Casting pointer to an integer

Question

It's been mentioned -- in previous questions that I've asked -- that it's not a good practice to convert a pointer to an integer type. What are some examples why this is not a good idea? What about something like the following -- why would that be considered poor practice?

short first_local_int   = 44;
int second_local_int    = 92;

printf(
        "The difference between the two memory addresses (in bytes) is: %lu", 
         (unsigned long) &second_local_int - (unsigned long) &first_local_int
);

The actual difference between the two memory addresses (in bytes) is: 2

Answer 1

The standard C11 (as an example that I have at hand) says in chapter 6.3.2.3 "Pointers" in paragraph 5:

An integer may be converted to any pointer type. Except as previously specified, the result is implementation-defined, might not be correctly aligned, might not point to an entity of the referenced type, and might be a trap representation.

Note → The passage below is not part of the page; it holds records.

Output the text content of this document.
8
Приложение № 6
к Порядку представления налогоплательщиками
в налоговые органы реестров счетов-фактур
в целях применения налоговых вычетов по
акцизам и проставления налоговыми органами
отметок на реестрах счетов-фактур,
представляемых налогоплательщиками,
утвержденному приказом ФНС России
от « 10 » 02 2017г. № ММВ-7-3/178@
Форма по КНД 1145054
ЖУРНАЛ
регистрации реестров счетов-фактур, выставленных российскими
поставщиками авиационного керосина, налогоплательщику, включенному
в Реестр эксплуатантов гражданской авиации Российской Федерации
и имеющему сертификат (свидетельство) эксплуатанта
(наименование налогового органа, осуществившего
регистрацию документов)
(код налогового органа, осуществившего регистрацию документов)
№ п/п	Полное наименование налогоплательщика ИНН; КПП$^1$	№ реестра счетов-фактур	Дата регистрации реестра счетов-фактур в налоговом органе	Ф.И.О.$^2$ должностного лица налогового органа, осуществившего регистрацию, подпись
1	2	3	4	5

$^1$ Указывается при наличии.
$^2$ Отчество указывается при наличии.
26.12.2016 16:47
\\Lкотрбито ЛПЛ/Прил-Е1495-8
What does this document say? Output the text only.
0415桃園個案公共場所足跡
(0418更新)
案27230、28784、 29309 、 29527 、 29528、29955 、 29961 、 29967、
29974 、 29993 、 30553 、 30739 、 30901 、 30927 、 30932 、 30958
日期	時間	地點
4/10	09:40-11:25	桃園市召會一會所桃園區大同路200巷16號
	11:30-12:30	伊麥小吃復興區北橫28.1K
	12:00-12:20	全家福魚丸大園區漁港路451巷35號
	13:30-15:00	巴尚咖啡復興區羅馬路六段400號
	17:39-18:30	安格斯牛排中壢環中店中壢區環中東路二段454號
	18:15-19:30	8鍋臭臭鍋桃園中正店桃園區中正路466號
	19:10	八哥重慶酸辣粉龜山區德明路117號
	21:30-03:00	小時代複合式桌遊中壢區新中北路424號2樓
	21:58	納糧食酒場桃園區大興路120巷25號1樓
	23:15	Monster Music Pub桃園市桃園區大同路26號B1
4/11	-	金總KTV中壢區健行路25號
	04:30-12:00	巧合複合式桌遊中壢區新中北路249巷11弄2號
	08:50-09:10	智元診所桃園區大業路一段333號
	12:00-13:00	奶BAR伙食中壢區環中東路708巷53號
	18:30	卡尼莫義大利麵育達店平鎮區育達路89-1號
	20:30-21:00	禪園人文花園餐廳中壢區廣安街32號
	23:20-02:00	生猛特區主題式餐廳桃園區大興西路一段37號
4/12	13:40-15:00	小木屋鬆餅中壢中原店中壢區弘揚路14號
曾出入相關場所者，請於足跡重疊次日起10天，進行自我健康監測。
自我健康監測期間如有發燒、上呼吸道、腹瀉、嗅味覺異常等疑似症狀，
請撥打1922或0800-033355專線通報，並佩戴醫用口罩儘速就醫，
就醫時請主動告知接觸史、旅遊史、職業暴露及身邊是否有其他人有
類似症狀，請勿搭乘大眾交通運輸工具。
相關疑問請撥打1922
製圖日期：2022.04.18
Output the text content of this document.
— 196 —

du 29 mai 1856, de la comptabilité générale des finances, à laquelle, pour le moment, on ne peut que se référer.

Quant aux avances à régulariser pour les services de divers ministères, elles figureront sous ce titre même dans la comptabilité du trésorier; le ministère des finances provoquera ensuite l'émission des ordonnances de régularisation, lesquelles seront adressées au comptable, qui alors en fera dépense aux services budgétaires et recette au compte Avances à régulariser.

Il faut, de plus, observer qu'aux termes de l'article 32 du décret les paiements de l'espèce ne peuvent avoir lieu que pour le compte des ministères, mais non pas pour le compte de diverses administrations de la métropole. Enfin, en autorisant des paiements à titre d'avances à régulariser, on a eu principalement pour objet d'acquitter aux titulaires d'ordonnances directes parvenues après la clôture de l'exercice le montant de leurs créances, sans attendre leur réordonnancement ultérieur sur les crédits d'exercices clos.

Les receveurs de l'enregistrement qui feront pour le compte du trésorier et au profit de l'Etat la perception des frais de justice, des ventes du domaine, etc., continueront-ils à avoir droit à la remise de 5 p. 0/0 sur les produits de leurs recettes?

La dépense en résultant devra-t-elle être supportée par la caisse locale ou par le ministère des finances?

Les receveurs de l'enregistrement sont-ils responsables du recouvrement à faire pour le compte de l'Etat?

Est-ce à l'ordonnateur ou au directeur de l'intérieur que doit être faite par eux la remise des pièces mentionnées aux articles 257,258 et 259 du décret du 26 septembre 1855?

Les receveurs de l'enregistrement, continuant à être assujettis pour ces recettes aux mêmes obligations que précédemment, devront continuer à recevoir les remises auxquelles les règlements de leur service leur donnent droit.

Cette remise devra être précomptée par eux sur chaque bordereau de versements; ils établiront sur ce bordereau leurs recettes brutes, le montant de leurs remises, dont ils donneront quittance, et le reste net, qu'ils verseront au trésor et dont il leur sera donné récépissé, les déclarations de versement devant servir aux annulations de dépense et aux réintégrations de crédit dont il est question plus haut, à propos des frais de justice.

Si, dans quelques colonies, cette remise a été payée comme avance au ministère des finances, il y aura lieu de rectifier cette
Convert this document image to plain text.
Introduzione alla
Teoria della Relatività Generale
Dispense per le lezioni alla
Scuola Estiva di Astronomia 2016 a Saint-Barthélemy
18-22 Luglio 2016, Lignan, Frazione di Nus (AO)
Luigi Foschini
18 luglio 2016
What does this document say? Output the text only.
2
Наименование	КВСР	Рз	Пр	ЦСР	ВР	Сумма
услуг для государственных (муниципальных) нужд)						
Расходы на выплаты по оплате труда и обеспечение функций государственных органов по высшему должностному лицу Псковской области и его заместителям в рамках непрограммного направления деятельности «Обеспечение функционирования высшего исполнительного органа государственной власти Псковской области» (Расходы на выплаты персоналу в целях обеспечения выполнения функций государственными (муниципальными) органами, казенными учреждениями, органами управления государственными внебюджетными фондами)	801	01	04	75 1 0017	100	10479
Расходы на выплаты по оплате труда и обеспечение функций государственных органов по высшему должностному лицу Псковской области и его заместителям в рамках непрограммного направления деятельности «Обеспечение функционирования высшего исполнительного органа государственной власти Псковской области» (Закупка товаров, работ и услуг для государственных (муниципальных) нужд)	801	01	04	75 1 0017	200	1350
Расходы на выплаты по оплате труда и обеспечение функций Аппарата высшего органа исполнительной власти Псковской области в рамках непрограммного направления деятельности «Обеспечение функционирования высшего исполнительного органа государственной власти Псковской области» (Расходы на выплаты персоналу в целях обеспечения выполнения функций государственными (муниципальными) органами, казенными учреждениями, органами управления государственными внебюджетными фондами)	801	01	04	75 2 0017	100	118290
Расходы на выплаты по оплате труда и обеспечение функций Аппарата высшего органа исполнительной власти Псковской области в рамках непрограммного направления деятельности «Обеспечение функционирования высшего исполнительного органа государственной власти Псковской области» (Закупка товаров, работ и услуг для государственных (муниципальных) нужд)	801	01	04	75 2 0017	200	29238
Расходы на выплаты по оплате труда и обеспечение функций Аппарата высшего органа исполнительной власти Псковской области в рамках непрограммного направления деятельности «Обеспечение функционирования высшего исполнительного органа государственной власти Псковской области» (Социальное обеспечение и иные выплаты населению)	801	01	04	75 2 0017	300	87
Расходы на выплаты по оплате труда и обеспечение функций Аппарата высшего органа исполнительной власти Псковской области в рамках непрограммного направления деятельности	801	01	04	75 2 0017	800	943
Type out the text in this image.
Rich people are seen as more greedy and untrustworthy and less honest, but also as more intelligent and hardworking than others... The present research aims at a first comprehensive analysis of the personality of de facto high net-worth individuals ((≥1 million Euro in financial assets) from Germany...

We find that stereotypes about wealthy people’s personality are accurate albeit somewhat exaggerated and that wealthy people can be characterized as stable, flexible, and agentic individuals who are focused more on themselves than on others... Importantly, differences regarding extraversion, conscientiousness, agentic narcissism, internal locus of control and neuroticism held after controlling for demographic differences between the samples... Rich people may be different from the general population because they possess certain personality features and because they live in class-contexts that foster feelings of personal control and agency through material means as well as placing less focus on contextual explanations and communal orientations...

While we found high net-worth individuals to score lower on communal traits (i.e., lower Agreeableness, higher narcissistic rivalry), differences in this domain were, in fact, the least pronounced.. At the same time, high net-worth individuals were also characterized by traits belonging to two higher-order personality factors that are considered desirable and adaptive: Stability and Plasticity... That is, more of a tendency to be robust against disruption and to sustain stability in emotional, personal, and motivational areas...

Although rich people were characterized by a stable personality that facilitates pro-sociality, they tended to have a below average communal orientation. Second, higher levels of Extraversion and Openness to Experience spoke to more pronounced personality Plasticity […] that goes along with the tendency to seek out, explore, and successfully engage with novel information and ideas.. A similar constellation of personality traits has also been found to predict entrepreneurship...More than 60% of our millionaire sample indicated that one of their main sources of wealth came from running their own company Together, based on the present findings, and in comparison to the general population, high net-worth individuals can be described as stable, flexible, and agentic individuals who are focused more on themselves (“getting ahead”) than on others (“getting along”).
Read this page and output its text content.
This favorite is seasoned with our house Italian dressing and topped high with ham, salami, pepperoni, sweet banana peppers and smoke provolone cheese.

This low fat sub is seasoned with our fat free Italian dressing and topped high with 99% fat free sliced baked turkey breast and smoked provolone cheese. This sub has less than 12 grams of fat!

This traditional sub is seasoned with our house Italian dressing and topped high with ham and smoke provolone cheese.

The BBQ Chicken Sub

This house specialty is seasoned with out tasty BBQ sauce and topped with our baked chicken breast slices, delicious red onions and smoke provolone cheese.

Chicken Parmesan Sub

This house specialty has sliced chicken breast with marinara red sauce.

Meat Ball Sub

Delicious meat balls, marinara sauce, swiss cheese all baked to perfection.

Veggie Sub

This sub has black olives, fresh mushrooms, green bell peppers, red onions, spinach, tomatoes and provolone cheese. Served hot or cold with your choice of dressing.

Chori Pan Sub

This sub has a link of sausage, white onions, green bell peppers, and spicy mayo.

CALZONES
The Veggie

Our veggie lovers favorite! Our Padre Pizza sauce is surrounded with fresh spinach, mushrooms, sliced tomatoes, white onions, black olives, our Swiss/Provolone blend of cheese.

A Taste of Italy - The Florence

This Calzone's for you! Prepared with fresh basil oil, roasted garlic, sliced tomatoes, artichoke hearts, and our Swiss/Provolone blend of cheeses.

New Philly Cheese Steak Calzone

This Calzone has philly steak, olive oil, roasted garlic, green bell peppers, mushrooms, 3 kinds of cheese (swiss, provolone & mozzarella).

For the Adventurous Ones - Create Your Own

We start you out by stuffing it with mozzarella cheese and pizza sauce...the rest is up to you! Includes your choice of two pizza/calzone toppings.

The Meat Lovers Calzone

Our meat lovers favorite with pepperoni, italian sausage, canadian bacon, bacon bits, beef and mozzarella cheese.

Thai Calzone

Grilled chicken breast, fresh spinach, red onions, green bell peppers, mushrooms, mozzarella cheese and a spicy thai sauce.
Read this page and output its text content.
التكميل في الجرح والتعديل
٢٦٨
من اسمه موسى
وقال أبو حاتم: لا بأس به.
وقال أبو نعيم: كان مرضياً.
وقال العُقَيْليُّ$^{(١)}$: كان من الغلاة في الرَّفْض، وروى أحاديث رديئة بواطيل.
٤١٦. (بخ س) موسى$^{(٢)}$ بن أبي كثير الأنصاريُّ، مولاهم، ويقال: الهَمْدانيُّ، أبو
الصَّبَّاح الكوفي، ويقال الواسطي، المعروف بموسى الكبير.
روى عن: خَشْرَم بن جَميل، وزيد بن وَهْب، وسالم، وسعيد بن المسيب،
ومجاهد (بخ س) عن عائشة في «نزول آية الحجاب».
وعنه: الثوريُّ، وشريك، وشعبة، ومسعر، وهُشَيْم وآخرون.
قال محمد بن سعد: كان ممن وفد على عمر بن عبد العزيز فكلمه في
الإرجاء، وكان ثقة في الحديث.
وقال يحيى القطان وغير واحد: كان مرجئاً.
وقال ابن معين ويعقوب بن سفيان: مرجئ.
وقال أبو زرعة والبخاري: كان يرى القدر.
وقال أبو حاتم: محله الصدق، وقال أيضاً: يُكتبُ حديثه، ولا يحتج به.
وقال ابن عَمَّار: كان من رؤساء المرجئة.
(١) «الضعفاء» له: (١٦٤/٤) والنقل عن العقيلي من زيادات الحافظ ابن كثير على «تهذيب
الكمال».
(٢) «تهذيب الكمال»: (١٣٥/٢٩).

The mentioned exception is about the value 0, which yields a null pointer.

Paragraph 6 is on the other way:

Any pointer type may be converted to an integer type. Except as previously specified, the result is implementation-defined. If the result cannot be represented in the integer type, the behavior is undefined. The result need not be in the range of values of any integer type.

Any time I see "implementation-defined" or "undefined behavior", the code will be generally not portable. If you prefer to write good code, refrain from using such constructs. However, if you know what you are doing, and if you test your expectations, you might get away with it.

BTW, the difference of two pointers not pointing into the same array (or exactly past the end of it) is undefined behavior, too.

---

EDIT:

Chapter 7.20.1.4 "Integer types capable of holding object pointers" of the same standard says:

The following type designates a signed integer type with the property that any valid pointer to void can be converted to this type, then converted back to pointer to void, and the result will compare equal to the original pointer:

intptr_t

The following type designates an unsigned integer type with the property that any valid pointer to void can be converted to this type, then converted back to pointer to void, and the result will compare equal to the original pointer:

uintptr_t

These types are optional.

The last sentence is important.

Answer 2

What are some examples why this is not a good idea?

It is not a good idea because although pointer to integer conversions are allowed, the significance of their results is for the most part not specified by the standard. Specifically,

Any pointer type may be converted to an integer type. Except as previously specified, the result is implementation-defined. If the result cannot be represented in the integer type, the behavior is undefined. The result need not be in the range of values of any integer type.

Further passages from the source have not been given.